The district spans parts of Palm Beach County, including Lake Park, Riviera Beach and Mangonia Park.
Edmonds previously served as a legislative aide to former Rep. Al Jacquet, who held the HD 88 seat before Hardy ousted him in 2020. Edmonds also worked as a legislative aide to Sen. Bobby Powell.
Williams worked as a lawyer before moving to Florida and serving as the Riviera Beach police chief for 16 years.
While the winner of Tuesday’s contest will be all-but-assured the seat in the deep-blue district, the winner will still have to compete in a General Election contest scheduled for March 8. That’s because long-shot Republican candidate Guarina Torres also qualified in the contest, forcing a General Election.
Because Gov. Ron DeSantis scheduled these contests several months after Hardy resigned, the HD 88 seat will mostly go unfilled this Legislative Session. The 2022 Session also begins Tuesday and is expected to end just days after the Special General Election.
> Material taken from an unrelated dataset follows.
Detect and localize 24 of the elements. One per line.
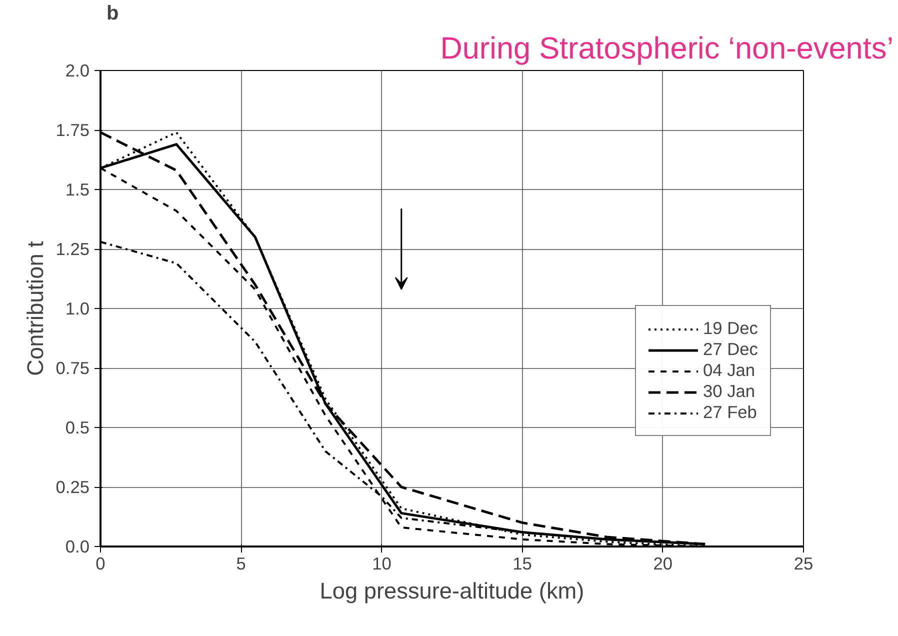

That will deprive constituents in HD 88 — as well as those in Senate District 33, which also holds a Special Election Tuesday — from having an elected official directly represent them in the Legislature this Session.
The winner of the HD 88 seat will need to seek re-election again in 2022 during the regular election cycle. However, the state’s redistricting process means the district boundaries — and number — could change before those election contests later this year.